G. Lake: Is this going to be a Homeowner’s Association?

W. Walker: Yes.

G. Lake: Will it be registered?

W. Walker: Yes.

G. Lake: Do they get to look at that agreement before we sign off, or is it just filed with the Attorney General’s Office?

D. Brosky: They would have to file with the Attorney General’s Office, in which case it would be a full plan submission. Generally the Attorney General’s Office is only concerned with full disclosure. They’re looking out for the prospective buyers.

T. Hamilton: Then we wouldn’t actually see what’s in that agreement saying that there will be no on-street parking?

D. Brosky: It is not really they’re concern. This Board decides what the specifications are for the site.

G. Lake: Okay. You’ve heard the Board. You’ve had your Public Hearing. Dick, your last comment on the resolution but there are a couple of things to be resolved so, will you need another work session?

D. McGoey: Yes.

G. Lake: The Public Hearing is closed. Do you waive the sixty two day time frame just in case we can’t get you back in before the sixty two days?

W. Walker: Being that the issues are a concern, I agree but that they haven’t changed the landscaping of the project I was hoping to get a Preliminary and a condition to it. Obviously, I need the wetlands. That should be happening within two to four weeks. I can do any satisfaction of the parking with Mr. McGoey in that time frame.

T. Hamilton: If the wetlands aren’t delineated yet, how do we know that he’s not going to be looking to be fifteen feet off the road.

G. Lake: Good question.

A. Dulgarian: Also, he’s got too much work to do.

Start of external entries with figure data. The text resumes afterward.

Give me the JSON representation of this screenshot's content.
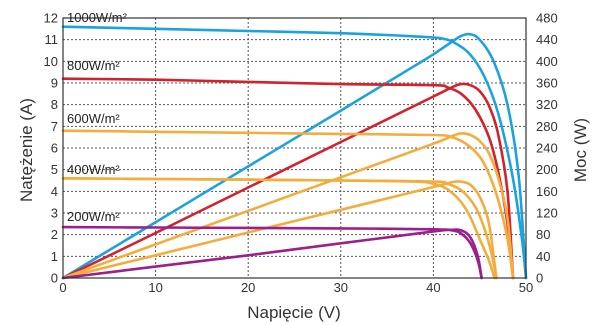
{
  "chart_data": {
    "type": "line",
    "xlabel": "Napięcie (V)",
    "ylabel_left": "Natężenie (A)",
    "ylabel_right": "Moc (W)",
    "xlim": [
      0,
      50
    ],
    "ylim_left": [
      0,
      12
    ],
    "ylim_right": [
      0,
      480
    ],
    "x_ticks": [
      0,
      10,
      20,
      30,
      40,
      50
    ],
    "y_left_ticks": [
      0,
      1,
      2,
      3,
      4,
      5,
      6,
      7,
      8,
      9,
      10,
      11,
      12
    ],
    "y_right_ticks": [
      0,
      40,
      80,
      120,
      160,
      200,
      240,
      280,
      320,
      360,
      400,
      440,
      480
    ],
    "grid": true,
    "irradiance_labels": [
      "1000W/m²",
      "800W/m²",
      "600W/m²",
      "400W/m²",
      "200W/m²"
    ],
    "series": [
      {
        "name": "1000W/m²",
        "color": "#1ba3df",
        "current": {
          "x": [
            0,
            10,
            20,
            30,
            38,
            41,
            42.5,
            44,
            45.5,
            47,
            48.5,
            49.5,
            50
          ],
          "y": [
            11.6,
            11.5,
            11.4,
            11.3,
            11.15,
            11.05,
            10.8,
            10.3,
            9.3,
            7.6,
            4.8,
            2.0,
            0
          ]
        },
        "power": {
          "x": [
            0,
            10,
            20,
            30,
            38,
            40,
            42,
            43,
            44,
            45,
            46.5,
            48,
            49.2,
            50
          ],
          "y": [
            0,
            103,
            206,
            309,
            392,
            413,
            436,
            447,
            450,
            440,
            400,
            320,
            190,
            0
          ]
        }
      },
      {
        "name": "800W/m²",
        "color": "#d3212d",
        "current": {
          "x": [
            0,
            10,
            20,
            30,
            40,
            41.5,
            43,
            44.5,
            46,
            47,
            48,
            48.6
          ],
          "y": [
            9.2,
            9.15,
            9.05,
            8.95,
            8.9,
            8.8,
            8.5,
            7.8,
            6.5,
            4.9,
            2.5,
            0
          ]
        },
        "power": {
          "x": [
            0,
            10,
            20,
            30,
            40,
            42,
            43,
            44,
            45,
            46,
            47,
            48,
            48.6
          ],
          "y": [
            0,
            83,
            167,
            251,
            335,
            352,
            358,
            356,
            345,
            318,
            265,
            160,
            0
          ]
        }
      },
      {
        "name": "600W/m²",
        "color": "#f4ad3d",
        "current": {
          "x": [
            0,
            10,
            20,
            30,
            40,
            42,
            43.5,
            45,
            46,
            47,
            48,
            48.6
          ],
          "y": [
            6.8,
            6.75,
            6.7,
            6.65,
            6.6,
            6.5,
            6.2,
            5.6,
            4.8,
            3.6,
            1.8,
            0
          ]
        },
        "power": {
          "x": [
            0,
            10,
            20,
            30,
            40,
            42,
            43,
            44,
            45,
            46,
            47,
            48,
            48.6
          ],
          "y": [
            0,
            62,
            124,
            186,
            248,
            262,
            267,
            264,
            253,
            230,
            185,
            110,
            0
          ]
        },
        "current_alt": {
          "x": [
            0,
            10,
            20,
            30,
            38,
            40,
            41.5,
            43,
            44,
            45,
            46,
            46.6
          ],
          "y": [
            4.6,
            4.57,
            4.54,
            4.5,
            4.45,
            4.35,
            4.1,
            3.5,
            2.8,
            1.8,
            0.8,
            0
          ]
        }
      },
      {
        "name": "400W/m²",
        "color": "#f4ad3d",
        "current": {
          "x": [
            0,
            10,
            20,
            30,
            40,
            41.5,
            43,
            44.5,
            45.5,
            46.3,
            46.8
          ],
          "y": [
            4.6,
            4.57,
            4.54,
            4.5,
            4.45,
            4.35,
            4.05,
            3.3,
            2.3,
            1.1,
            0
          ]
        },
        "power": {
          "x": [
            0,
            10,
            20,
            30,
            40,
            42,
            43,
            44,
            45,
            46,
            46.8
          ],
          "y": [
            0,
            42,
            84,
            126,
            168,
            177,
            178,
            172,
            150,
            100,
            0
          ]
        }
      },
      {
        "name": "200W/m²",
        "color": "#9b1f8c",
        "current": {
          "x": [
            0,
            10,
            20,
            30,
            40,
            42,
            43,
            44,
            44.8,
            45.2
          ],
          "y": [
            2.35,
            2.33,
            2.31,
            2.29,
            2.25,
            2.2,
            2.05,
            1.6,
            0.8,
            0
          ]
        },
        "power": {
          "x": [
            0,
            10,
            20,
            30,
            40,
            42,
            43,
            44,
            44.8,
            45.2
          ],
          "y": [
            0,
            21,
            42,
            64,
            86,
            89,
            88,
            75,
            40,
            0
          ]
        }
      }
    ]
  }
}
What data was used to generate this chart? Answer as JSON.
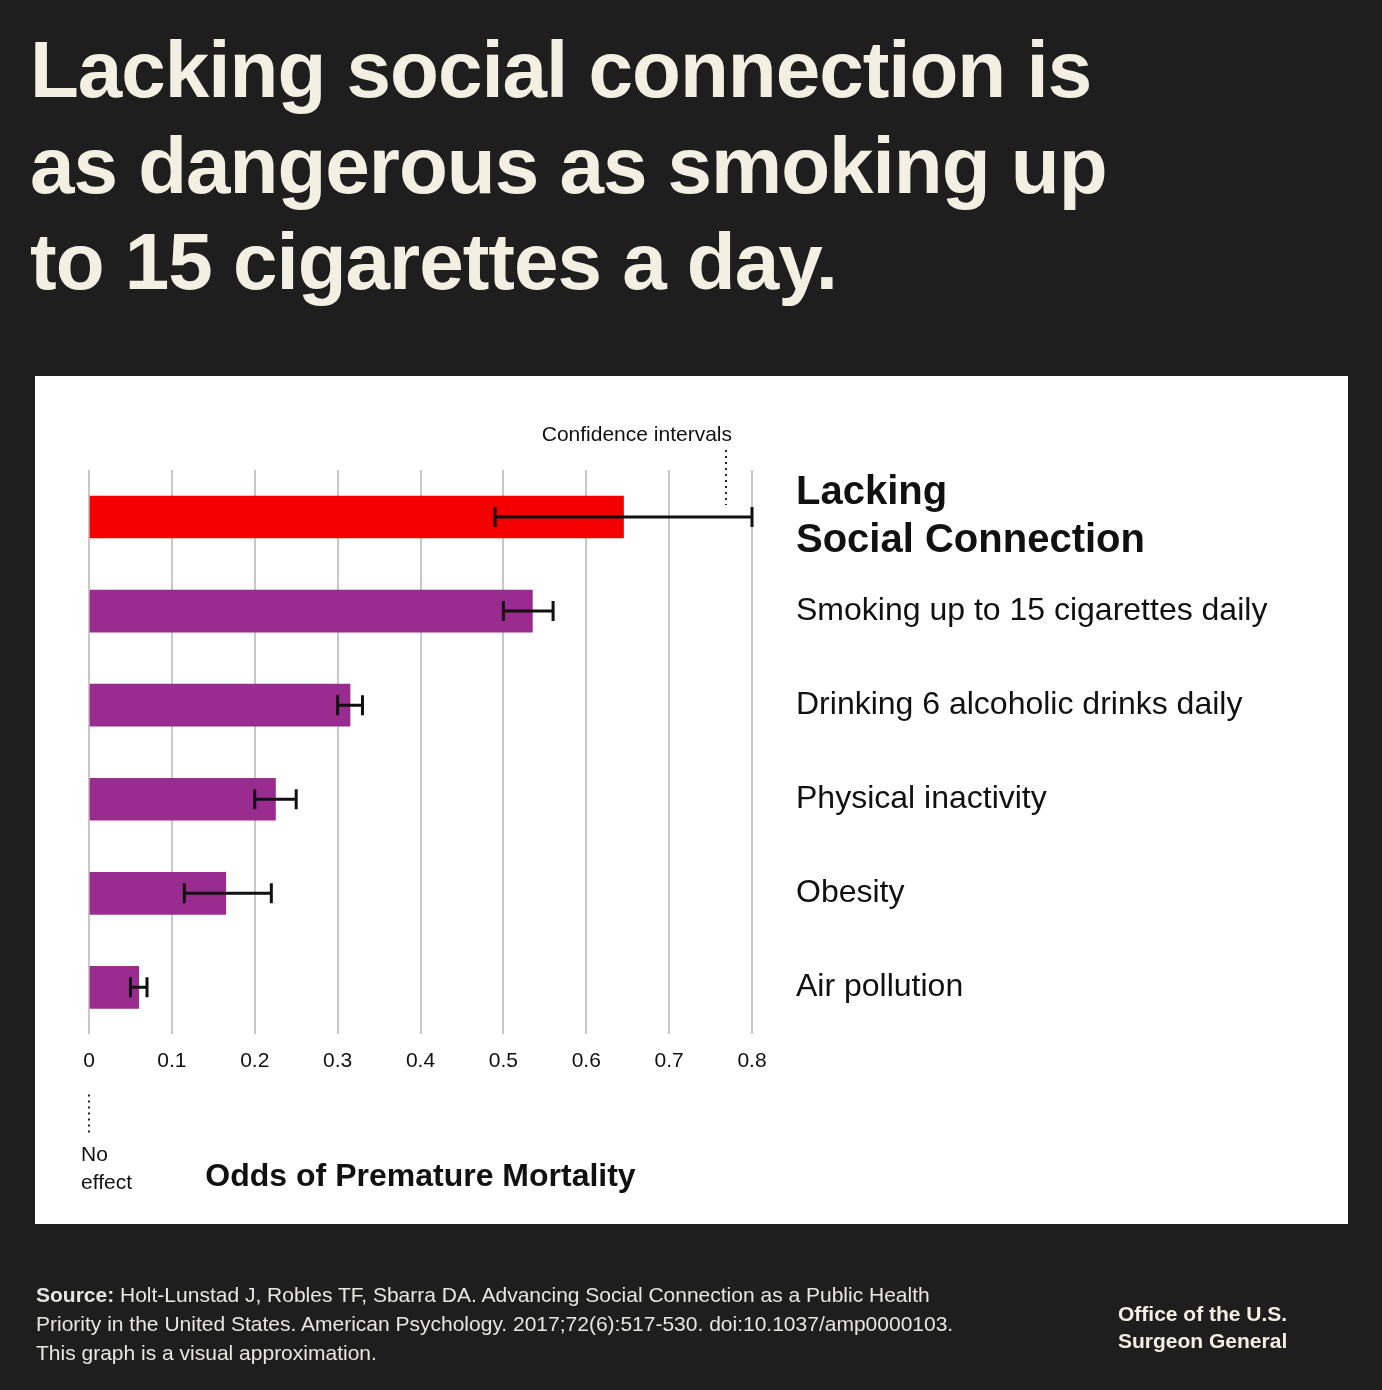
{
  "chart_data": {
    "type": "bar",
    "orientation": "horizontal",
    "title": "Lacking social connection is as dangerous as smoking up to 15 cigarettes a day.",
    "xlabel": "Odds of Premature Mortality",
    "categories": [
      "Lacking Social Connection",
      "Smoking up to 15 cigarettes daily",
      "Drinking 6 alcoholic drinks daily",
      "Physical inactivity",
      "Obesity",
      "Air pollution"
    ],
    "values": [
      0.645,
      0.535,
      0.315,
      0.225,
      0.165,
      0.06
    ],
    "colors": [
      "#f50000",
      "#9b2c8f",
      "#9b2c8f",
      "#9b2c8f",
      "#9b2c8f",
      "#9b2c8f"
    ],
    "errors": [
      [
        0.49,
        0.8
      ],
      [
        0.5,
        0.56
      ],
      [
        0.3,
        0.33
      ],
      [
        0.2,
        0.25
      ],
      [
        0.115,
        0.22
      ],
      [
        0.05,
        0.07
      ]
    ],
    "xlim": [
      0,
      0.8
    ],
    "xticks": [
      0,
      0.1,
      0.2,
      0.3,
      0.4,
      0.5,
      0.6,
      0.7,
      0.8
    ],
    "grid": "x",
    "legend": false,
    "annotations": [
      "Confidence intervals",
      "No effect",
      "Source: Holt-Lunstad J, Robles TF, Sbarra DA. Advancing Social Connection as a Public Health Priority in the United States. American Psychology. 2017;72(6):517-530. doi:10.1037/amp0000103. This graph is a visual approximation.",
      "Office of the U.S. Surgeon General"
    ]
  }
}
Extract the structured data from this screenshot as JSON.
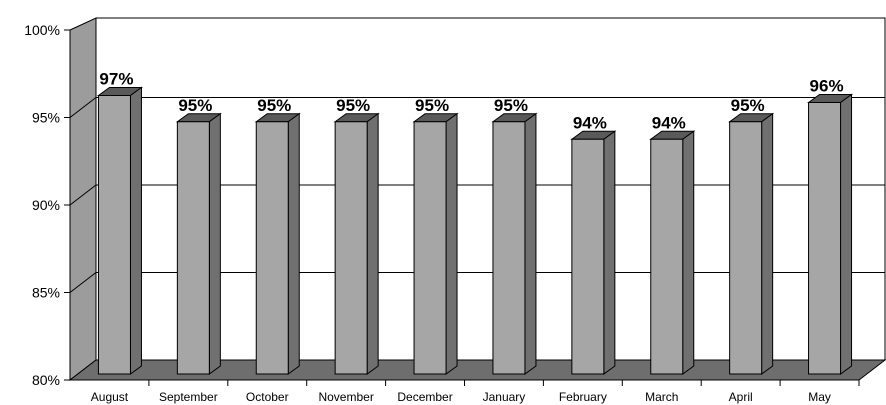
{
  "chart_data": {
    "type": "bar",
    "title": "",
    "xlabel": "",
    "ylabel": "",
    "categories": [
      "August",
      "September",
      "October",
      "November",
      "December",
      "January",
      "February",
      "March",
      "April",
      "May"
    ],
    "values": [
      96.6,
      95.1,
      95.1,
      95.1,
      95.1,
      95.1,
      94.1,
      94.1,
      95.1,
      96.2
    ],
    "data_labels": [
      "97%",
      "95%",
      "95%",
      "95%",
      "95%",
      "95%",
      "94%",
      "94%",
      "95%",
      "96%"
    ],
    "ylim": [
      80,
      100
    ],
    "yticks": [
      80,
      85,
      90,
      95,
      100
    ],
    "ytick_labels": [
      "80%",
      "85%",
      "90%",
      "95%",
      "100%"
    ],
    "grid": true,
    "legend": "none",
    "style": "3d-column",
    "colors": {
      "bar_front": "#a6a6a6",
      "bar_side": "#707070",
      "bar_top": "#5a5a5a",
      "wall": "#9c9c9c",
      "floor": "#6e6e6e",
      "plot_area": "#ffffff",
      "gridline": "#000000"
    }
  }
}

G. Lake: Okay. We’re going to table this for further action. You have agreed to waive the sixty two day time frame?

W. Walker: Yes.

G. Lake: You have the comments of Mr. McGoey, the Fire Department, and the Department of Public Works. Did you get that also?

W. Walker: The Highway Department and the Fire Department are completely satisfied with the project as it stands today.

G. Lake: Okay.

A. Dulgarian: The Highway Department has notes here.

W. Walker: I met him in the field. He requested a culvert which is on the plans now. He wanted to make sure the grade was correct.

A. Dulgarian: Did he receive the revised drawings?

W. Walker: Yes. I met him at his office with the drawings.

G. Lake: I think your best bet would be to get a letter from him.

W. Walker: I had asked him that and he denied my request and said it would come directly to you.

G. Lake: Thank you.

Tabled for further action.
Applicant waives the sixty two day time frame.